There are a thousand words to say, a million truths to tell, but though his body is back, his mind is still missing and his ears remain deaf. These are understandings he must unearth himself, when he is ready and able.
They hold on to the lie in the form of "when," not "if," even as they start preparing their own goodbyes, for they can list the fear he calls failures and demons all too easily.
They think he doesn't realize the magnitude of what he walked away from last spring, or what he's leaving now, as an arctic chill settles both indoors and out. They think he does not see through the broken branches bent from frost and chances not taken, paralyzed frozen by his low hanging cloud of a past.
But he's tired of explaining himself to people, especially when they steadfastly refuse to listen.

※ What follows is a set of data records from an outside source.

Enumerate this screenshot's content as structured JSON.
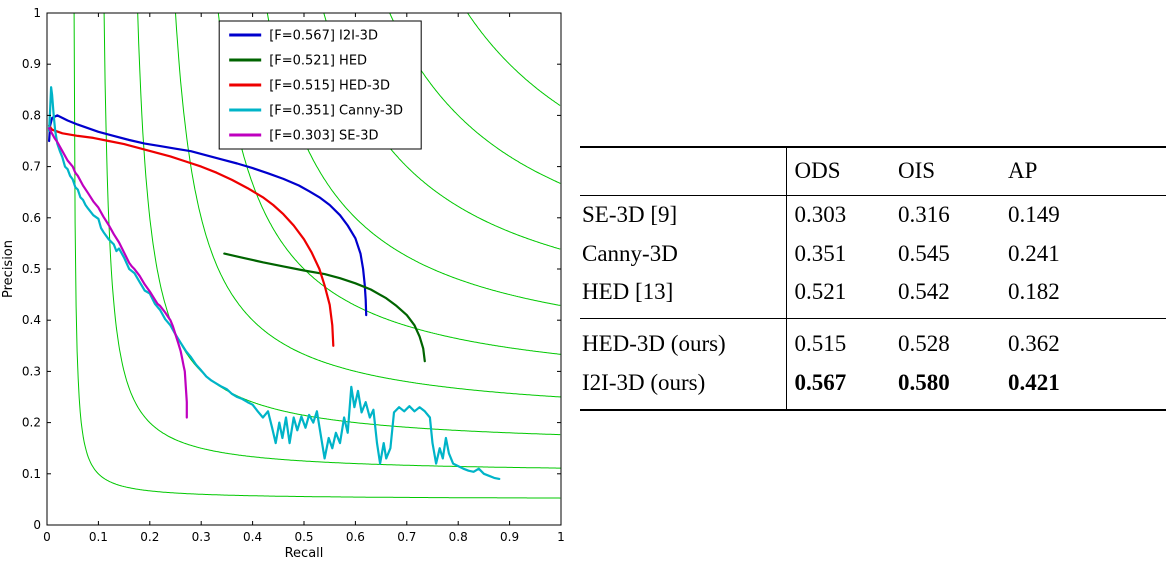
{
  "figure": {
    "background": "#ffffff"
  },
  "chart_data": {
    "type": "line",
    "title": "",
    "xlabel": "Recall",
    "ylabel": "Precision",
    "xlim": [
      0,
      1
    ],
    "ylim": [
      0,
      1
    ],
    "grid": false,
    "legend_position": "upper right",
    "x_ticks": [
      "0",
      "0.1",
      "0.2",
      "0.3",
      "0.4",
      "0.5",
      "0.6",
      "0.7",
      "0.8",
      "0.9",
      "1"
    ],
    "y_ticks": [
      "0",
      "0.1",
      "0.2",
      "0.3",
      "0.4",
      "0.5",
      "0.6",
      "0.7",
      "0.8",
      "0.9",
      "1"
    ],
    "iso_f": {
      "color": "#00c800",
      "values": [
        0.1,
        0.2,
        0.3,
        0.4,
        0.5,
        0.6,
        0.7,
        0.8,
        0.9
      ]
    },
    "series": [
      {
        "name": "I2I-3D",
        "label": "[F=0.567] I2I-3D",
        "color": "#0000cd",
        "f_score": 0.567,
        "points": [
          [
            0.004,
            0.75
          ],
          [
            0.006,
            0.78
          ],
          [
            0.01,
            0.795
          ],
          [
            0.02,
            0.8
          ],
          [
            0.04,
            0.79
          ],
          [
            0.06,
            0.782
          ],
          [
            0.08,
            0.775
          ],
          [
            0.1,
            0.768
          ],
          [
            0.13,
            0.76
          ],
          [
            0.16,
            0.752
          ],
          [
            0.19,
            0.745
          ],
          [
            0.22,
            0.74
          ],
          [
            0.25,
            0.735
          ],
          [
            0.28,
            0.73
          ],
          [
            0.31,
            0.722
          ],
          [
            0.34,
            0.714
          ],
          [
            0.37,
            0.706
          ],
          [
            0.4,
            0.697
          ],
          [
            0.43,
            0.687
          ],
          [
            0.46,
            0.676
          ],
          [
            0.49,
            0.663
          ],
          [
            0.51,
            0.652
          ],
          [
            0.53,
            0.64
          ],
          [
            0.55,
            0.625
          ],
          [
            0.57,
            0.605
          ],
          [
            0.585,
            0.585
          ],
          [
            0.6,
            0.56
          ],
          [
            0.61,
            0.53
          ],
          [
            0.615,
            0.5
          ],
          [
            0.618,
            0.47
          ],
          [
            0.62,
            0.44
          ],
          [
            0.621,
            0.41
          ]
        ]
      },
      {
        "name": "HED",
        "label": "[F=0.521] HED",
        "color": "#006400",
        "f_score": 0.521,
        "points": [
          [
            0.345,
            0.53
          ],
          [
            0.38,
            0.522
          ],
          [
            0.42,
            0.513
          ],
          [
            0.46,
            0.505
          ],
          [
            0.5,
            0.497
          ],
          [
            0.54,
            0.49
          ],
          [
            0.57,
            0.482
          ],
          [
            0.6,
            0.472
          ],
          [
            0.63,
            0.46
          ],
          [
            0.66,
            0.443
          ],
          [
            0.68,
            0.428
          ],
          [
            0.7,
            0.41
          ],
          [
            0.715,
            0.39
          ],
          [
            0.725,
            0.368
          ],
          [
            0.732,
            0.345
          ],
          [
            0.735,
            0.32
          ]
        ]
      },
      {
        "name": "HED-3D",
        "label": "[F=0.515] HED-3D",
        "color": "#ee0000",
        "f_score": 0.515,
        "points": [
          [
            0.004,
            0.78
          ],
          [
            0.01,
            0.772
          ],
          [
            0.03,
            0.765
          ],
          [
            0.06,
            0.76
          ],
          [
            0.09,
            0.756
          ],
          [
            0.12,
            0.75
          ],
          [
            0.15,
            0.744
          ],
          [
            0.18,
            0.736
          ],
          [
            0.21,
            0.728
          ],
          [
            0.24,
            0.72
          ],
          [
            0.27,
            0.71
          ],
          [
            0.3,
            0.7
          ],
          [
            0.33,
            0.688
          ],
          [
            0.36,
            0.674
          ],
          [
            0.39,
            0.658
          ],
          [
            0.42,
            0.64
          ],
          [
            0.44,
            0.625
          ],
          [
            0.46,
            0.607
          ],
          [
            0.48,
            0.585
          ],
          [
            0.5,
            0.558
          ],
          [
            0.515,
            0.532
          ],
          [
            0.53,
            0.5
          ],
          [
            0.54,
            0.468
          ],
          [
            0.55,
            0.43
          ],
          [
            0.555,
            0.39
          ],
          [
            0.557,
            0.35
          ]
        ]
      },
      {
        "name": "Canny-3D",
        "label": "[F=0.351] Canny-3D",
        "color": "#00b4c8",
        "f_score": 0.351,
        "points": [
          [
            0.004,
            0.77
          ],
          [
            0.006,
            0.81
          ],
          [
            0.008,
            0.855
          ],
          [
            0.01,
            0.84
          ],
          [
            0.013,
            0.8
          ],
          [
            0.016,
            0.77
          ],
          [
            0.02,
            0.745
          ],
          [
            0.025,
            0.73
          ],
          [
            0.03,
            0.718
          ],
          [
            0.035,
            0.7
          ],
          [
            0.04,
            0.695
          ],
          [
            0.045,
            0.682
          ],
          [
            0.05,
            0.675
          ],
          [
            0.055,
            0.66
          ],
          [
            0.06,
            0.655
          ],
          [
            0.065,
            0.64
          ],
          [
            0.07,
            0.635
          ],
          [
            0.075,
            0.625
          ],
          [
            0.08,
            0.618
          ],
          [
            0.09,
            0.605
          ],
          [
            0.1,
            0.598
          ],
          [
            0.105,
            0.58
          ],
          [
            0.11,
            0.572
          ],
          [
            0.12,
            0.558
          ],
          [
            0.13,
            0.548
          ],
          [
            0.135,
            0.535
          ],
          [
            0.14,
            0.54
          ],
          [
            0.15,
            0.522
          ],
          [
            0.16,
            0.5
          ],
          [
            0.17,
            0.492
          ],
          [
            0.18,
            0.475
          ],
          [
            0.19,
            0.458
          ],
          [
            0.2,
            0.452
          ],
          [
            0.21,
            0.432
          ],
          [
            0.22,
            0.42
          ],
          [
            0.23,
            0.402
          ],
          [
            0.24,
            0.39
          ],
          [
            0.25,
            0.372
          ],
          [
            0.26,
            0.356
          ],
          [
            0.27,
            0.34
          ],
          [
            0.28,
            0.328
          ],
          [
            0.29,
            0.313
          ],
          [
            0.3,
            0.302
          ],
          [
            0.31,
            0.29
          ],
          [
            0.32,
            0.282
          ],
          [
            0.33,
            0.276
          ],
          [
            0.34,
            0.27
          ],
          [
            0.35,
            0.265
          ],
          [
            0.36,
            0.256
          ],
          [
            0.37,
            0.25
          ],
          [
            0.38,
            0.246
          ],
          [
            0.39,
            0.24
          ],
          [
            0.4,
            0.235
          ],
          [
            0.41,
            0.222
          ],
          [
            0.42,
            0.21
          ],
          [
            0.43,
            0.222
          ],
          [
            0.438,
            0.19
          ],
          [
            0.445,
            0.16
          ],
          [
            0.452,
            0.2
          ],
          [
            0.458,
            0.17
          ],
          [
            0.465,
            0.21
          ],
          [
            0.472,
            0.16
          ],
          [
            0.48,
            0.21
          ],
          [
            0.487,
            0.185
          ],
          [
            0.495,
            0.212
          ],
          [
            0.503,
            0.19
          ],
          [
            0.51,
            0.215
          ],
          [
            0.518,
            0.2
          ],
          [
            0.525,
            0.222
          ],
          [
            0.532,
            0.18
          ],
          [
            0.54,
            0.13
          ],
          [
            0.548,
            0.17
          ],
          [
            0.555,
            0.15
          ],
          [
            0.562,
            0.18
          ],
          [
            0.57,
            0.16
          ],
          [
            0.578,
            0.21
          ],
          [
            0.585,
            0.18
          ],
          [
            0.592,
            0.27
          ],
          [
            0.598,
            0.23
          ],
          [
            0.605,
            0.262
          ],
          [
            0.612,
            0.22
          ],
          [
            0.62,
            0.24
          ],
          [
            0.628,
            0.21
          ],
          [
            0.635,
            0.225
          ],
          [
            0.642,
            0.16
          ],
          [
            0.648,
            0.12
          ],
          [
            0.655,
            0.16
          ],
          [
            0.66,
            0.13
          ],
          [
            0.668,
            0.15
          ],
          [
            0.675,
            0.22
          ],
          [
            0.685,
            0.23
          ],
          [
            0.695,
            0.222
          ],
          [
            0.705,
            0.232
          ],
          [
            0.715,
            0.222
          ],
          [
            0.725,
            0.23
          ],
          [
            0.735,
            0.222
          ],
          [
            0.745,
            0.21
          ],
          [
            0.75,
            0.16
          ],
          [
            0.757,
            0.12
          ],
          [
            0.764,
            0.15
          ],
          [
            0.77,
            0.13
          ],
          [
            0.776,
            0.17
          ],
          [
            0.782,
            0.14
          ],
          [
            0.79,
            0.12
          ],
          [
            0.8,
            0.115
          ],
          [
            0.81,
            0.11
          ],
          [
            0.82,
            0.106
          ],
          [
            0.83,
            0.104
          ],
          [
            0.84,
            0.11
          ],
          [
            0.85,
            0.1
          ],
          [
            0.86,
            0.096
          ],
          [
            0.87,
            0.092
          ],
          [
            0.88,
            0.09
          ]
        ]
      },
      {
        "name": "SE-3D",
        "label": "[F=0.303] SE-3D",
        "color": "#bf00bf",
        "f_score": 0.303,
        "points": [
          [
            0.004,
            0.775
          ],
          [
            0.008,
            0.768
          ],
          [
            0.015,
            0.755
          ],
          [
            0.02,
            0.748
          ],
          [
            0.03,
            0.73
          ],
          [
            0.04,
            0.712
          ],
          [
            0.05,
            0.7
          ],
          [
            0.055,
            0.688
          ],
          [
            0.06,
            0.682
          ],
          [
            0.07,
            0.663
          ],
          [
            0.08,
            0.648
          ],
          [
            0.09,
            0.632
          ],
          [
            0.1,
            0.62
          ],
          [
            0.11,
            0.602
          ],
          [
            0.12,
            0.586
          ],
          [
            0.13,
            0.568
          ],
          [
            0.14,
            0.552
          ],
          [
            0.15,
            0.532
          ],
          [
            0.16,
            0.512
          ],
          [
            0.165,
            0.505
          ],
          [
            0.17,
            0.5
          ],
          [
            0.18,
            0.487
          ],
          [
            0.19,
            0.47
          ],
          [
            0.2,
            0.456
          ],
          [
            0.21,
            0.44
          ],
          [
            0.215,
            0.432
          ],
          [
            0.22,
            0.428
          ],
          [
            0.23,
            0.415
          ],
          [
            0.24,
            0.4
          ],
          [
            0.245,
            0.388
          ],
          [
            0.25,
            0.372
          ],
          [
            0.255,
            0.356
          ],
          [
            0.26,
            0.34
          ],
          [
            0.263,
            0.325
          ],
          [
            0.266,
            0.31
          ],
          [
            0.268,
            0.3
          ],
          [
            0.269,
            0.285
          ],
          [
            0.27,
            0.27
          ],
          [
            0.271,
            0.255
          ],
          [
            0.272,
            0.24
          ],
          [
            0.272,
            0.225
          ],
          [
            0.272,
            0.21
          ]
        ]
      }
    ]
  },
  "table": {
    "headers": [
      "ODS",
      "OIS",
      "AP"
    ],
    "rows": [
      {
        "name": "SE-3D [9]",
        "ods": "0.303",
        "ois": "0.316",
        "ap": "0.149"
      },
      {
        "name": "Canny-3D",
        "ods": "0.351",
        "ois": "0.545",
        "ap": "0.241"
      },
      {
        "name": "HED [13]",
        "ods": "0.521",
        "ois": "0.542",
        "ap": "0.182"
      },
      {
        "name": "HED-3D (ours)",
        "ods": "0.515",
        "ois": "0.528",
        "ap": "0.362"
      },
      {
        "name": "I2I-3D (ours)",
        "ods": "0.567",
        "ois": "0.580",
        "ap": "0.421",
        "bold": true
      }
    ]
  }
}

He's even more exhausted from counting the lines on his face, for they multiply ad infinitum in the early morning light, deeply caustic and accusatory, ever repeating in the dusty past. Caught among time, rust and shame.
Deserter. Liar. Failure.
Terms he's tangled with before; foes he's already fought.
But no more.
He raises the white flag, knowing they're already looking for it, and disappears within the expectations he never really escaped.
There is strength is standing his ground, but there is also potency in parting.
This time when he leaves, the clang of the door behind him is as resolute as his promise that he won't be back.